By Charlie Morasch, Land Line contributing writer | Tuesday, March 29, 2016

The owner of a now defunct trucking company in Kansas has pleaded guilty for his role in avoiding paying federal income taxes.

Clifford Copp, 47, pleaded guilty to tax evasion in U.S. District court on Monday, March 28, according to the Office of U.S. Attorney Barry Grissom.

In 2001, Copp allegedly filed reports to the Internal Revenue Service indicating Copp Trucking owed approximately $939,408 in employment taxes for the year. The company, however, did not pay the employment taxes due, a DOJ news release states.

In 2004, the news release says, Copp was assessed trust fund penalties of $669,037. When the IRS tried to collect, Copp hid his income and filed a false statement to attempt a cover up of his investments in livestock, life insurance and farm equipment. He also formed a limousine company and hid his financial interest in the company.

Copp faces sentencing slated for a later date. His sentence includes a maximum penalty of five years in federal prison, restitution and a $250,000 fine.
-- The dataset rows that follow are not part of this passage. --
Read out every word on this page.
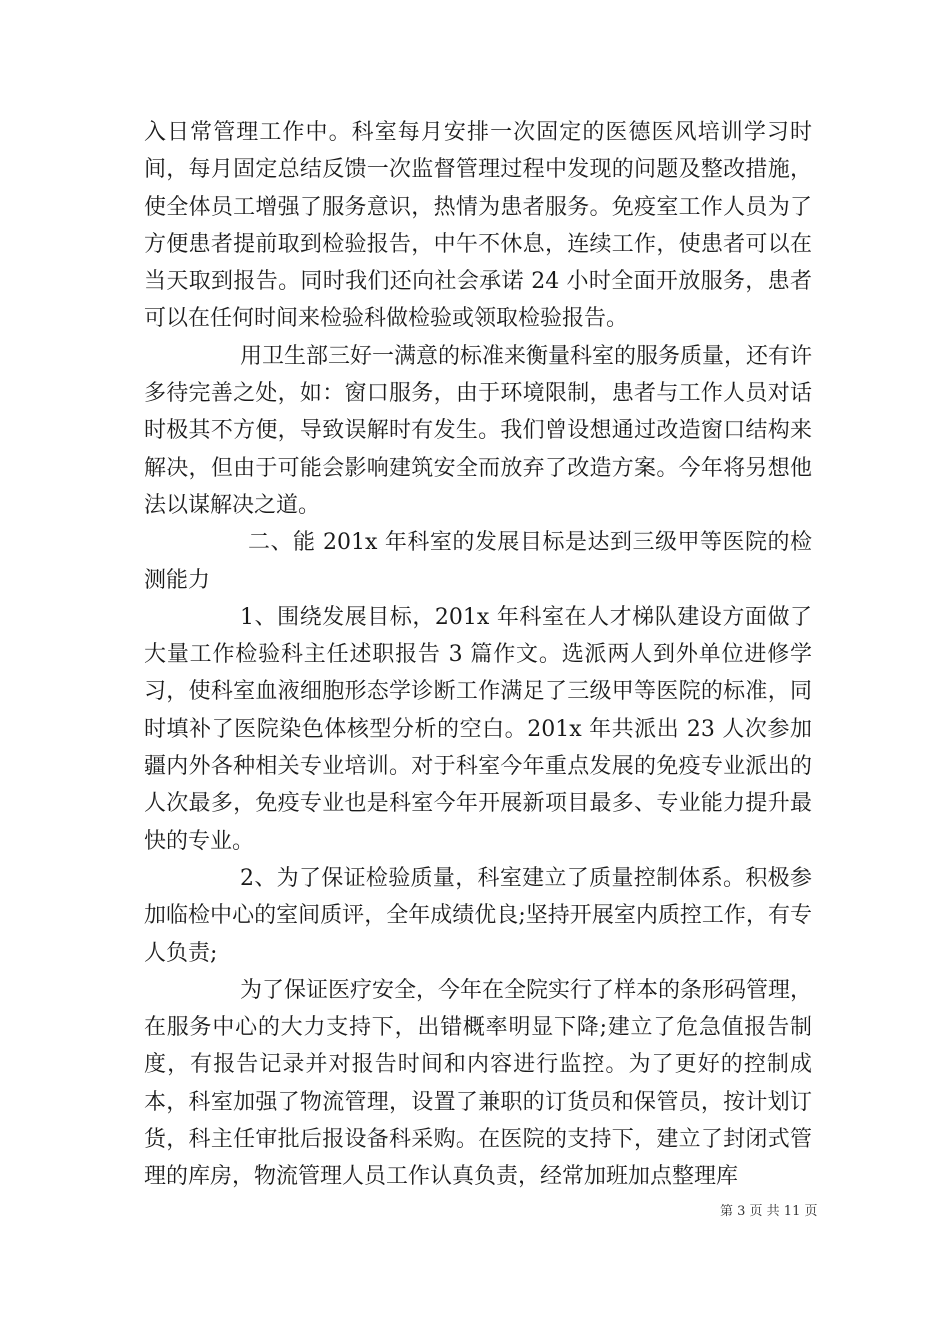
入日常管理工作中。科室每月安排一次固定的医德医风培训学习时间，每月固定总结反馈一次监督管理过程中发现的问题及整改措施，使全体员工增强了服务意识，热情为患者服务。免疫室工作人员为了方便患者提前取到检验报告，中午不休息，连续工作，使患者可以在当天取到报告。同时我们还向社会承诺 24 小时全面开放服务，患者可以在任何时间来检验科做检验或领取检验报告。

用卫生部三好一满意的标准来衡量科室的服务质量，还有许多待完善之处，如：窗口服务，由于环境限制，患者与工作人员对话时极其不方便，导致误解时有发生。我们曾设想通过改造窗口结构来解决，但由于可能会影响建筑安全而放弃了改造方案。今年将另想他法以谋解决之道。

二、能 201x 年科室的发展目标是达到三级甲等医院的检测能力

1、围绕发展目标，201x 年科室在人才梯队建设方面做了大量工作检验科主任述职报告 3 篇作文。选派两人到外单位进修学习，使科室血液细胞形态学诊断工作满足了三级甲等医院的标准，同时填补了医院染色体核型分析的空白。201x 年共派出 23 人次参加疆内外各种相关专业培训。对于科室今年重点发展的免疫专业派出的人次最多，免疫专业也是科室今年开展新项目最多、专业能力提升最快的专业。

2、为了保证检验质量，科室建立了质量控制体系。积极参加临检中心的室间质评，全年成绩优良;坚持开展室内质控工作，有专人负责;

为了保证医疗安全，今年在全院实行了样本的条形码管理，在服务中心的大力支持下，出错概率明显下降;建立了危急值报告制度，有报告记录并对报告时间和内容进行监控。为了更好的控制成本，科室加强了物流管理，设置了兼职的订货员和保管员，按计划订货，科主任审批后报设备科采购。在医院的支持下，建立了封闭式管理的库房，物流管理人员工作认真负责，经常加班加点整理库

第 3 页 共 11 页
Copp trucking once employed 300 people and brought in $25 million in revenue before closing its doors in 2001 after 23 years of operations. Copp reportedly said then the company was driven out of business by high fuel prices, labor troubles, and costs related to a truck accident in Iowa.

The case was investigated by the Internal Revenue Service and the U.S. Attorney’s Office.